L'émotion causée par cette nouvelle est vive, et, pour tenter de maintenir l'entreprise en vie, la Confédération fait une spectaculaire entorse à sa doctrine — il est vrai très relative — du « laisser-faire » : elle dépêche à Akron une délégation conduite par l'ambassadeur de Suisse aux États-Unis, Raymond Probst, chargé de trouver, avec la direction générale de Firestone, le moyen de sauver les pneus de Pratteln. Mais, finalement, à Akron on reste inébranlable.

Le chef du département de l'Économie publique qui se signale par ce petit coup d'éclat est, il faut le remarquer, un homme nouveau. Le 7 décembre, le radical zurichois Fritz Honegger a été élu au gouvernement de manière quasiment triomphale par l'Assemblée fédérale. Il y remplace un autre radical zurichois, Ernst Brugger, qui avait jugé le moment venu de prendre sa retraite. En même temps que lui démissionnait le chef du département Politique, Pierre Graber, auquel succédait le socialiste neuchâtelois Pierre Aubert.

Faits divers

Mais, petits ou grands, les événements politiques doivent se partager la première page des journaux avec une série de faits divers d'une assez inhabituelle ampleur.

– Le 30 août 1977, la police valaisanne arrête un homme d'affaires, André Filippini, administrateur-délégué d'une entreprise de travaux publics, Savro. On a découvert que cette société facturait deux fois à l'État du Valais les ouvrages qu'elle construisait pour son compte ; et que, payant des fonctionnaires corrompus, elle réalisait de cette façon des bénéfices scandaleux. Affaire d'autant plus gênante qu'un ancien conseiller fédéral, Roger Bonvin, est membre du conseil d'administration de Savro : même s'il ignorait tout des fraudes commises, il pose à nouveau malgré lui, et de façon très désagréable, le problème de la retraite dorée des plus hauts magistrats du pays. En attendant, Savro doit licencier son personnel et disparaître.

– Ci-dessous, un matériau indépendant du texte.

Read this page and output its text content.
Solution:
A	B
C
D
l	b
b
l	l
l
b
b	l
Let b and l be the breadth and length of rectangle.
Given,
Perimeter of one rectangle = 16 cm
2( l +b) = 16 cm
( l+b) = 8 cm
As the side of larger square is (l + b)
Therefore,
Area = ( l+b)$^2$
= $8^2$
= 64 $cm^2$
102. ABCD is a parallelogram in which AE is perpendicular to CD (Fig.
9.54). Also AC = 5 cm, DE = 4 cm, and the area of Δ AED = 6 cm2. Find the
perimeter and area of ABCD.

– Le 3 octobre, des bandits enlèvent, près de Genève, une petite fille, Graziella Ortiz, âgée de 5 ans. Graziella est petite-fille de Antenor Patino, l'ex-roi de l'étain bolivien. Les malfaiteurs la rendront à ses parents dix jours plus tard contre une rançon de deux millions de dollars. Le 13 mars, la police fera savoir que, guidée dans ses recherches par une sombre affaire de règlements de comptes, elle a pu arrêter deux Italiens. Ce qui n'empêche pas George Ortiz, le père de Graziella, de vendre à Londres une prestigieuse série d'oeuvres d'art pour rembourser à ses amis la somme qu'il avait dû leur emprunter en vue de récupérer la fillette.